The following summary presents key aspects of the code. Students should consult the code itself for complete information on each point.
Filing a Complaint
Any individual may file a complaint against a student suspected of violating the code by notifying the dean of students (or equivalent) or the director of student conduct in the Office of Student Conduct.
Upon receipt of a complaint, a preliminary review is conducted by a judicial officer to assess the evidence and determine if it is sufficient to proceed to a hearing. The individual conducting this review also assesses the seriousness of the charges. The most serious charges can, upon a finding of responsibility, result in separation from the university (suspension or expulsion). These serious cases are decided at university hearings or disciplinary conferences. Less serious offenses (nonseparable offenses) are heard at disciplinary conferences.

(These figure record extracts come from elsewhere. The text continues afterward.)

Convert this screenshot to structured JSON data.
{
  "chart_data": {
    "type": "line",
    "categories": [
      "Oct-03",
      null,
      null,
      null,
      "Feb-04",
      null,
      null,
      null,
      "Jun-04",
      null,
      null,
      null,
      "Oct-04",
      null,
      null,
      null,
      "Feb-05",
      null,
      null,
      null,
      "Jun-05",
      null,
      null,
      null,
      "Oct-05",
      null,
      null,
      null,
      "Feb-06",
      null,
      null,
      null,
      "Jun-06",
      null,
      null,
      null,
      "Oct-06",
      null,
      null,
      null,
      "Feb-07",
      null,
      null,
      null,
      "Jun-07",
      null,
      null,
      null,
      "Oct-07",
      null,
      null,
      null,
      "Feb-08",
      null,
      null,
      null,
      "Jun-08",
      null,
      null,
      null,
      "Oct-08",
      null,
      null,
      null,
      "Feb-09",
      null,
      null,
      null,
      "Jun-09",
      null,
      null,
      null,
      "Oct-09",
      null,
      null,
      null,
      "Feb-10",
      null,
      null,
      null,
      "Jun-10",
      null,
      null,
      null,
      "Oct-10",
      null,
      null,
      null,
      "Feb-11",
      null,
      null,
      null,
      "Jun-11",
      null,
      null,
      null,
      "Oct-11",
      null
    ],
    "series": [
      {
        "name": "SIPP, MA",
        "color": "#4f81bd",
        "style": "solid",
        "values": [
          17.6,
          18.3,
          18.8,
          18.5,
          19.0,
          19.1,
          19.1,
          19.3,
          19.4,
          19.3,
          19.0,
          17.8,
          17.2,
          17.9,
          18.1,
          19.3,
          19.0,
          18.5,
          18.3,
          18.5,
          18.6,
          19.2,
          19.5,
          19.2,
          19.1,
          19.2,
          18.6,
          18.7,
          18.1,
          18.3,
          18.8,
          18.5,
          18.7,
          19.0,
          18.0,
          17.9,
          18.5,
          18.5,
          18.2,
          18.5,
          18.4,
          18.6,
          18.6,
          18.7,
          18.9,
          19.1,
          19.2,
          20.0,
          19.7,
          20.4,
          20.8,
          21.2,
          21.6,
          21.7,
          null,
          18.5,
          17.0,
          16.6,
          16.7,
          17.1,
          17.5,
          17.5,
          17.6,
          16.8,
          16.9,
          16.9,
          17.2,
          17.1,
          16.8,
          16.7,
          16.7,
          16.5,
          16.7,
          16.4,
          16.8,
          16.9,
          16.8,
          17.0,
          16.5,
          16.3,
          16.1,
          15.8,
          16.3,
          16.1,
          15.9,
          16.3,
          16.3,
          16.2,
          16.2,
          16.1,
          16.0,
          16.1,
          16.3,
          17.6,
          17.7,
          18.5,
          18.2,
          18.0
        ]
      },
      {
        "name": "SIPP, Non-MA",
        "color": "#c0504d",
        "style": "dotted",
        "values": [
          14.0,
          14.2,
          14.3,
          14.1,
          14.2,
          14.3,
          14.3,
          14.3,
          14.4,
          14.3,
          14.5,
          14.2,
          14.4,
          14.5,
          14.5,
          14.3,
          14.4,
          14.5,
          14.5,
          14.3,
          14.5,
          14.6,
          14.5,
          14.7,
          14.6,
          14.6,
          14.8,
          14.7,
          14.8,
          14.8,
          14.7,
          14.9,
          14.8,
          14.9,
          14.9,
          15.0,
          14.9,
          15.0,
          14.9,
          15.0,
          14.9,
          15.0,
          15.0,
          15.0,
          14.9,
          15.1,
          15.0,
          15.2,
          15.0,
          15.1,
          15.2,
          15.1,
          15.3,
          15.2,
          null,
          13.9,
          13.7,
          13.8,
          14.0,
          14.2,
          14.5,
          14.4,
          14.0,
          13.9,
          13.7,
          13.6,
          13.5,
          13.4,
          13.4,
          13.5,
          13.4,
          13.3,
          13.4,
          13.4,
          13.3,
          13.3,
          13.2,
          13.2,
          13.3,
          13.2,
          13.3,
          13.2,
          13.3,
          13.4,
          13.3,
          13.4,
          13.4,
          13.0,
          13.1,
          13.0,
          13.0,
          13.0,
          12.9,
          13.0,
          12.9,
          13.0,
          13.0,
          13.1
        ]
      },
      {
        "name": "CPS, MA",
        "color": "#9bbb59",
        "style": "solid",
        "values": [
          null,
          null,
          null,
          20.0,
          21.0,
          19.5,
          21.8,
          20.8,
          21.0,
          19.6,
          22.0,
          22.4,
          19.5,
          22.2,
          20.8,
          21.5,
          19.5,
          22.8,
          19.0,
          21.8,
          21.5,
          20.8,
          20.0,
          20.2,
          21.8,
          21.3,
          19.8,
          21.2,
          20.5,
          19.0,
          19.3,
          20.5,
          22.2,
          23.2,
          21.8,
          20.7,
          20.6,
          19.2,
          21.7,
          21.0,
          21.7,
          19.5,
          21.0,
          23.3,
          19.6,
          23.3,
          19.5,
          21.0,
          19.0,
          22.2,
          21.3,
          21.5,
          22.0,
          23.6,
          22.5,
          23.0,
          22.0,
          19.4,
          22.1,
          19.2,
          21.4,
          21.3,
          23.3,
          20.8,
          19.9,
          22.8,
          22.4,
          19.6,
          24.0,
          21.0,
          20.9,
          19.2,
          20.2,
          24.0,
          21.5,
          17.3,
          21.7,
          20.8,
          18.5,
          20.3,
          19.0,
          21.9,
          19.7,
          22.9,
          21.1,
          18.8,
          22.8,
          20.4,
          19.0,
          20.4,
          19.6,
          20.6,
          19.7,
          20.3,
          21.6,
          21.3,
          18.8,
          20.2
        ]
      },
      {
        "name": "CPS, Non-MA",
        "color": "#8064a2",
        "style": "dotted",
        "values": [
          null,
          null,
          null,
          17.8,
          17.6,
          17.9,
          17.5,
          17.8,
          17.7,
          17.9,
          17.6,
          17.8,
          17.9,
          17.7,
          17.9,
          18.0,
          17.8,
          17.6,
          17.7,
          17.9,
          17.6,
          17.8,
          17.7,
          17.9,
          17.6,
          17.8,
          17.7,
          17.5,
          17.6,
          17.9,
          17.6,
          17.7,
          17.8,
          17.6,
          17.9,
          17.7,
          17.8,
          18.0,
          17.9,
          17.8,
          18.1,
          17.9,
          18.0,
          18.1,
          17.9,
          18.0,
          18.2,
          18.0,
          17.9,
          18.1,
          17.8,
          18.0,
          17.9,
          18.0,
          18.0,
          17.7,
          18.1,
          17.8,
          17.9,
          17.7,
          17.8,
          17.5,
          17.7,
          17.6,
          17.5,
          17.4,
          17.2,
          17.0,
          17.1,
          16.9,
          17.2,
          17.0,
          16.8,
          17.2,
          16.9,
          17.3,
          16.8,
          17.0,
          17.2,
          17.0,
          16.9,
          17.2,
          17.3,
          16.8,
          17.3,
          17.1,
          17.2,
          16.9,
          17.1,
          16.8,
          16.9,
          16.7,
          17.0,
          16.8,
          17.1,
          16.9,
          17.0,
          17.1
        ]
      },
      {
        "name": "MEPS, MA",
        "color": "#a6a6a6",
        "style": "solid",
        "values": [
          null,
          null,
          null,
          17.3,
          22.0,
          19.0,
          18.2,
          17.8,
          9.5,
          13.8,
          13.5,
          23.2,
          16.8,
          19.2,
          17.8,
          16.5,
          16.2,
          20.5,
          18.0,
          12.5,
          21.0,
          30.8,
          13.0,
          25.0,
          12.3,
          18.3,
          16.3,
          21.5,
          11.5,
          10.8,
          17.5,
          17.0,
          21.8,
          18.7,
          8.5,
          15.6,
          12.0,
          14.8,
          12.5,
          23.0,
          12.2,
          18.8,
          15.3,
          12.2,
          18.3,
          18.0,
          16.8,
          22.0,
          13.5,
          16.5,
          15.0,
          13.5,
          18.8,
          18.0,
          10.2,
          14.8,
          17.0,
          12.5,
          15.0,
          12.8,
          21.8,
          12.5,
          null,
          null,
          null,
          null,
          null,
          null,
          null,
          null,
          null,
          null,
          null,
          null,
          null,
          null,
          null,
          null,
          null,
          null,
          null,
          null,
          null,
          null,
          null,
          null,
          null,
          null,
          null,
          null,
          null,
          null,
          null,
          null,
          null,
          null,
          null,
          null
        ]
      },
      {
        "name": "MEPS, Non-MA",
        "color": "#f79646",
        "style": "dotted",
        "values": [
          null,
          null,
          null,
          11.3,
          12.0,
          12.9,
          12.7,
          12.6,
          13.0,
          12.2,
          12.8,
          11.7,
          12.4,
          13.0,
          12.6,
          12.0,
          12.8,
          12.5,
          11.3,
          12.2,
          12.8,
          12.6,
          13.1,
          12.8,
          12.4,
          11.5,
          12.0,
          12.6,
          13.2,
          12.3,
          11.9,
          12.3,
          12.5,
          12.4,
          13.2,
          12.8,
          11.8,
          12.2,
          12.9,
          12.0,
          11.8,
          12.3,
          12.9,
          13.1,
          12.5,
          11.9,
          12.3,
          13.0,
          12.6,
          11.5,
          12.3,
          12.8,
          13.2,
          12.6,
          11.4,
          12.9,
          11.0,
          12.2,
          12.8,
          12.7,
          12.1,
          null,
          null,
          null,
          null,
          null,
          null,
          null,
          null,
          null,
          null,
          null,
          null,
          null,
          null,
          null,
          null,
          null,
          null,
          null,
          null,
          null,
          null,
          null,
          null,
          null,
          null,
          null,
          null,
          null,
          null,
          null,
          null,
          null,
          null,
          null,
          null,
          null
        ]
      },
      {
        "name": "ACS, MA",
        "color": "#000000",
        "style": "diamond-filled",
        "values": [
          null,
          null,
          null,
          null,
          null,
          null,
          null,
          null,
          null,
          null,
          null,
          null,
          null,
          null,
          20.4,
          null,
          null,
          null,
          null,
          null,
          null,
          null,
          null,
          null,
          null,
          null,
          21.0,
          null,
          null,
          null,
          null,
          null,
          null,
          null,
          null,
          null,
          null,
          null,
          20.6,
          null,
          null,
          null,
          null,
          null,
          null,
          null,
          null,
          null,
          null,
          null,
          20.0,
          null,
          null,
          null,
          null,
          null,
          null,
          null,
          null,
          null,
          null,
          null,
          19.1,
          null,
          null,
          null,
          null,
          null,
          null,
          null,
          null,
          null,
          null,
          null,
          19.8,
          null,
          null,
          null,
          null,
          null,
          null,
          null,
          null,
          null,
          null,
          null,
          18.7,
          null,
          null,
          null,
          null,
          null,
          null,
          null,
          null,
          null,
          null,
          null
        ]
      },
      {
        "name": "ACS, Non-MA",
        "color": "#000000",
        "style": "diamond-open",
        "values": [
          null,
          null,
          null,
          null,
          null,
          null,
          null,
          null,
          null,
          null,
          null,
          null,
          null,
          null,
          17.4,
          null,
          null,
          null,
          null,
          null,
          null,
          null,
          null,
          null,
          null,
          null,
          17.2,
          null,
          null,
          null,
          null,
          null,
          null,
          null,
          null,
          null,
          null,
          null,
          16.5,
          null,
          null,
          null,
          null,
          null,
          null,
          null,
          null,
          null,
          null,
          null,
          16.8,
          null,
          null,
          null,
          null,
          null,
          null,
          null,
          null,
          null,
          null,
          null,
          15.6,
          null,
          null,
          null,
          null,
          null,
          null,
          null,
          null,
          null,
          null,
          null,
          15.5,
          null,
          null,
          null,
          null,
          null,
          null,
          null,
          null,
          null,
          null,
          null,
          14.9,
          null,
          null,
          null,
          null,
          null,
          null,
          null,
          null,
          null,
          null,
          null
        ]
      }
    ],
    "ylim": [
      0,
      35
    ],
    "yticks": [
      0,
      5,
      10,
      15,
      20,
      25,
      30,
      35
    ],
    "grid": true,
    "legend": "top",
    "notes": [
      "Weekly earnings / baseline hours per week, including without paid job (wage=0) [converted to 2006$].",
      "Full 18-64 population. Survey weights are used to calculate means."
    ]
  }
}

The following offenses are deemed serious enough to result potentially in separation from the university should a student be found responsible:
1. violations of academic integrity
2. forgery, unauthorized alteration or unauthorized use of any university documents or records or any instrument or form of identification
3. intentionally furnishing false information to the university
4. intentionally initiating or causing to be initiated any false report, warning, or threat of fire, explosion, or other emergency
5. use of force against any person or property or the threat of such force
6. sexual assault or nonconsensual sexual contact
8. violation of the university's Student Life Policy against Verbal Assault, Defamation, and Harassment
9. unauthorized entry into, unauthorized use of, or misuse of university property, including computers and data and voice communication networks
10. intentionally or recklessly endangering the welfare of any individual
11. intentionally or recklessly interfering with any university activity
12. intentionally or recklessly interfering with any university-sponsored activity
13. use, possession, or storage of any weapon, dangerous chemical, fireworks, or explosive, whether or not a federal or state license to possess the same has been issued to the possessor
14. the distribution of alcohol, narcotics, or dangerous drugs on university property or among members of the university community, if such distribution is illegal, or the possession of a sufficiently large quantity as to indicate an intention to distribute illegally
15. theft of university services or theft of, or intentional or reckless damage to, university property or property in the possession of, or owned by, a member of the university community, including the knowing possession of stolen property (Intentional or reckless misuse of fire safety equipment is regarded as damage under this section of the code. The definition of theft includes theft or abuse of computer time.)
16. the violation of the ethical code of one's intended profession either by graduate students enrolled in any of the university's professional or graduate schools or by undergraduate students in clinical courses or settings related to their intended profession
17. violations of federal, state, or local law where such violations have an adverse effect on the educational mission of the university
18. failure to comply with the lawful directions of university officials, including campus police officers acting in performance of their duties
19. knowingly providing false testimony or evidence; disruption or interference with the orderly conduct of a disciplinary conference or hearing; violating the terms of any disciplinary sanction imposed in accordance with this code; or any other abuse of the university's disciplinary procedures
Both complainants and respondents may select a campus adviser to assist them during the disciplinary process. Campus advisers may fully represent students, including speaking on their behalf. The Office of Student Conduct maintains a list of trained campus advisers for this purpose. Students are free to select any members of the university community to serve as their advisers, whether they are on the list or not.
Complainants and respondents also may, at their own expense, seek the advice of an attorney in addition to that of a campus adviser. Attorneys are free to advise students, to assist in the preparation of their cases, and to attend hearings and disciplinary conferences, but may not speak on behalf of their clients or question witnesses at a hearing or disciplinary conference.
University hearings are presided over by a hearing officer and heard by a hearing board usually composed of three students and two faculty members. It is the hearing board's responsibility to determine whether the accused student is responsible or not responsible for violating the code. If the hearing board determines a student to be responsible by the standard of clear and convincing evidence, it also recommends a sanction for the offense to the vice president for student affairs. The vice president for student affairs considers the hearing board recommendation and determines the sanction.
A student found responsible for violating the code may appeal the finding, the sanction, and/or the process by which the decision was reached. Appeals are filed through the Office of Student Conduct, which forwards them to the Appeals Committee of the appropriate campus (Camden, Newark, New Brunswick).